I suspect that most of the remaining difference is not due to string processing, per se, but rather to memory management. Python’s reference-counted memory management is highly optimized for code that continually allocates and discards small objects (strings, in this case), whereas Julia’s mark-and-sweep garbage collection is optimized for code that completely eliminates allocation in critical inner loops (in which case reference counting imposes an unacceptable overhead; Python doesn’t worry about this because it’s nearly impossible to eliminate allocations in pure Python code).

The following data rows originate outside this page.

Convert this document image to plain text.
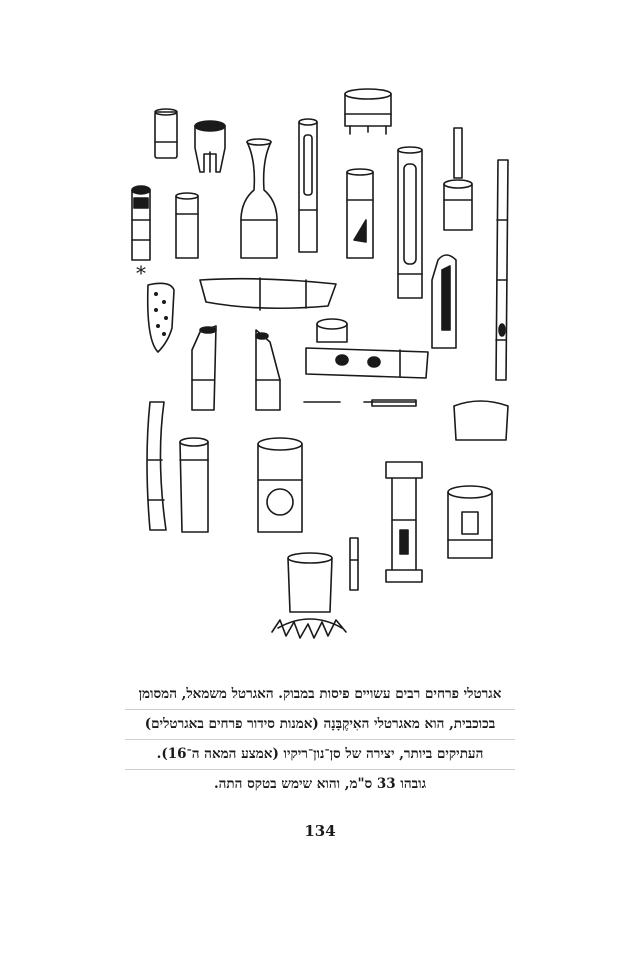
*
אגרטלי פרחים רבים עשויים פיסות במבוק. האגרטל משמאל, המסומן
בכוכבית, הוא מאגרטלי האִיקֶבָּנָה (אמנות סידור פרחים באגרטלים)
העתיקים ביותר, יצירה של סן־נון־ריקיו (אמצע המאה ה־16).
גובהו 33 ס"מ, והוא שימש בטקס התה.
134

Weird! With Julia 1.6.1 and Python 3.9.5 on a 2.7 GHz Intel Core i7:
julia> function test(iter=100_000)
for _ in 1:iter
replace("The quick foxes run quickly.", "fox" => "bus")
end
end
test (generic function with 2 methods)
julia> using BenchmarkTools
julia> @btime test(10_000_000);
2.514 s (80000000 allocations: 4.77 GiB)
and
>>> import timeit
>>>
>>> def test(iter=100_000):
... for i in range(iter):
... "The quick foxes run quickly.".replace(u"fox", u"bus")
...
>>> timeit.timeit('test(10_000_000)', setup="from __main__ import test", number=1)
1.586207215